Eşler arasındaki sevgi ve adalet dengesi nasıl olmalı ki evlilikler daha uzun, huzurlu ve mutlu olsun. Üsküdar Üniversitesi Rektörü Prof. Dr. Nevzat Tarhan Timaş Yayınlarından yeni çıkan "GÜZEL İNSAN MODELİ" kitabında konuyu ayrıntısıyla ele alıyor.
Kitabında adaleti; ceza değil, insanın herhangi bir durum karşısında o olayın yanlışlığı ya da doğruluğuyla ilgili olarak gösterdiği felsefi tavır olarak değerlendiren Rektör Tarhan, sosyal adalet, yargı adaleti ve ahlaki adalet kavramlarıyla beraber aile hukukunda da bir adalet sistemi olduğuna dikkat çekiyor. Tarhan eşler arası sevgi ve adaletin nasıl olması gerektiğine de vurgu yapıyor.
İKİ KİŞİLİK DÜŞÜNÜLMESİ GEREKİR
Eşler arasında sevgi ve adalet için eşlerin "iki kişilik" düşünmesi gerekir. Tarafların kendi yaşantılarını hem istedikleri gibi şekillendirmeye, hem de evliliği sürdürmeye çalışması aile hukukunu bozar. Bu nedenle evlilikte olaylara bir hâkim, bir savcı, bir avukat gibi yaklaşmamak; haklının ortaya çıkması için çalışmak gerekir.
ADİLCE YAKLAŞMAK GEREKİR
Aile içerisinde genel olarak görülen sorunların kaynaklarından biri, anne-eş arasındaki çekişmelerdir. Böyle durumlarda olayları tarafsız değerlendirmemek, karşı tarafta haksızlığa uğrayacağı duygusu uyandırır ve kavgaya sebep olur. Bunun engellenmesiyse, anne ve eşte haksızlığa uğramayacağına dair güveni sağlamak ve taraflara adilce yaklaşmakla mümkün olur. Bunlar sağlandığı takdirde aile hukukundaki olası birçok sorun engellenmiş olur.
EMPATİ ADALETİ GETİRİR
ANNEYİ SEVEN EŞ EŞİNİ DE SEVER ANCAK.
İdeal eş olarak tanımlayabileceğimiz erkekler, genellikle annesiyle ilişkileri iyi olanlardır. Annesini seven bir erkek, eşine karşı davranışlarında sevgi dolu olur. Bu, iyi bir özelliktir; ancak erkek, evlendikten sonra annesini uzaktan sevmeyi başarabilmeli, eşiyle annesi arasındaki ilişkilerinde bir denge kurarak istisnai durumlar dışında öncelikli olanın yuvası olduğunu bilmelidir. Kadın da evi sevimli ve çekici hale getirmeli, evdeki huzuru sağlamak için çalışmalıdır. Kadının davranışlarının olumlu olması halinde, kayınvalide de gelininin oğlunu mutlu etmeye çalıştığını görerek ona karşı olumlu tavırlar sergiler. Şunu bilmeliyiz ki bir konuda ne istediğimizden çok, arzu ettiğimiz şeyi nasıl istediğimiz önemlidir. Şaban Özdemir (NPGRUP)
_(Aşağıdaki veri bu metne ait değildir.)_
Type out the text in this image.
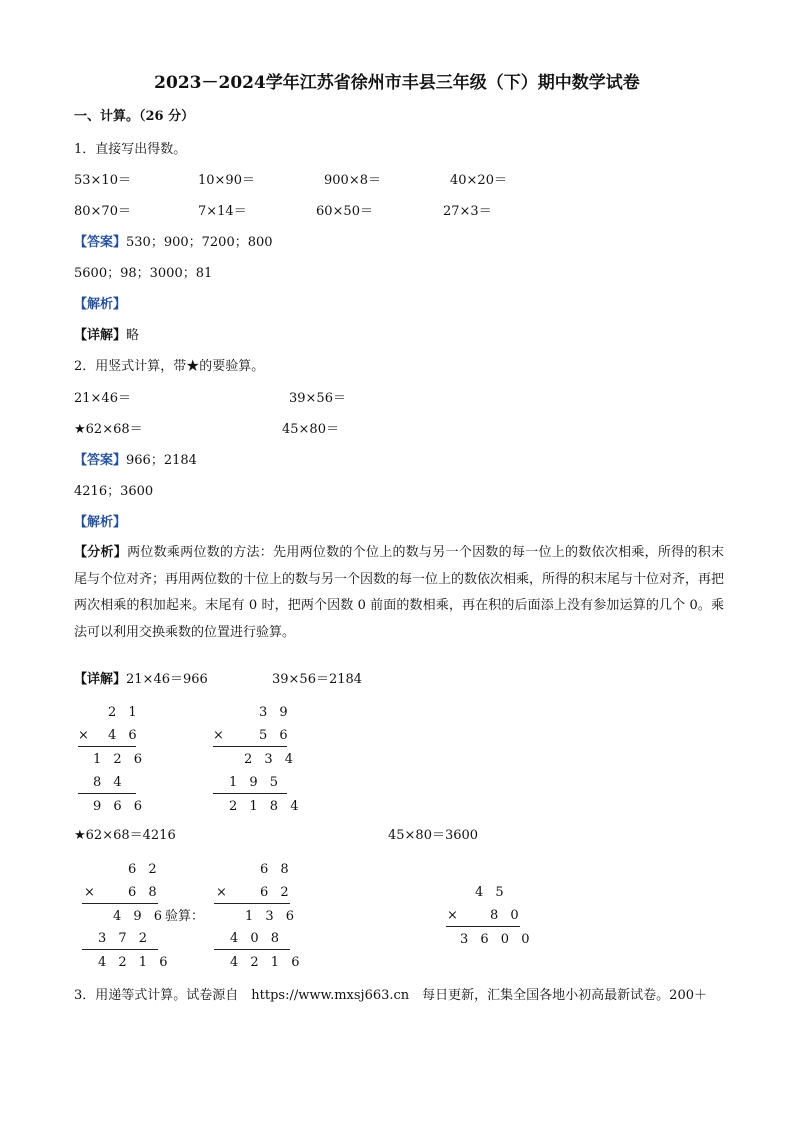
2023－2024学年江苏省徐州市丰县三年级（下）期中数学试卷
一、计算。（26 分）
1．直接写出得数。
53×10＝	10×90＝	900×8＝	40×20＝
80×70＝	7×14＝	60×50＝	27×3＝
【答案】530；900；7200；800
5600；98；3000；81
【解析】
【详解】略
2．用竖式计算，带★的要验算。
21×46＝	39×56＝
★62×68＝	45×80＝
【答案】966；2184
4216；3600
【解析】
【分析】两位数乘两位数的方法：先用两位数的个位上的数与另一个因数的每一位上的数依次相乘，所得的积末尾与个位对齐；再用两位数的十位上的数与另一个因数的每一位上的数依次相乘，所得的积末尾与十位对齐，再把两次相乘的积加起来。末尾有 0 时，把两个因数 0 前面的数相乘，再在积的后面添上没有参加运算的几个 0。乘法可以利用交换乘数的位置进行验算。
【详解】21×46＝966	39×56＝2184
2 1
× 4 6
1 2 6
8 4
9 6 6
3 9
×	5 6
2 3 4
1 9 5
2 1 8 4
★62×68＝4216	45×80＝3600
6 2
×	6 8
4 9 6
3 7 2
4 2 1 6
验算：
6 8
×	6 2
1 3 6
4 0 8
4 2 1 6
4 5
× 8 0
3 6 0 0
3．用递等式计算。试卷源自　https://www.mxsj663.cn　每日更新，汇集全国各地小初高最新试卷。200＋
Kitap Hakkında (Arka Sayfa)
Cesaret, sadakat, affetme, paylaşma, cömertlik, alçakgönüllülük, özeleştiri, adalet ve diğerleri…
Toplumun geneli tarafından kabul edilen bu ortak kavramlar; bir anlamda, mutluluğun standartlar kümesidir.
Değerleri bir banka hesabına benzetirsek, iyi yatırımlar yapan kişinin hesabı ona kâr getirecektir. Ne kadar kâr ettiği hemen anlaşılmasa da bu, ileri yaşlarda faydasını göreceği bir birikim olacaktır. Doğaya ya da ailesine yatırım yapan kişinin, bu yatırımların kendisine geri döneceğini bilmesi gerekir.
Bugünün toplumsal yapısına baktığımızda, değerler artık cümle içinde kullanılan kelimelerden ibaret. Oysa değerleri gölgeleyerek toplumları değiştiren bütün kötülükler, ağaçlarda saklı kurtlar gibidir. Nasıl ki kurtlar ağacı içten kemirerek devirirse, sosyal yozlaşma ve kuralsızlık da toplumu böyle çürütür.
Prof. Dr. Nevzat Tarhan, bizleri toplumun manevi dinamikleri olan değerlerin hayatımıza yeniden hakim olması için bir adım atmaya çağırıyor, değer eğitiminin insandan başlayarak topluma yayılması gerektiğini söylüyor ve bir Güzel İnsan Modeli sunuyor.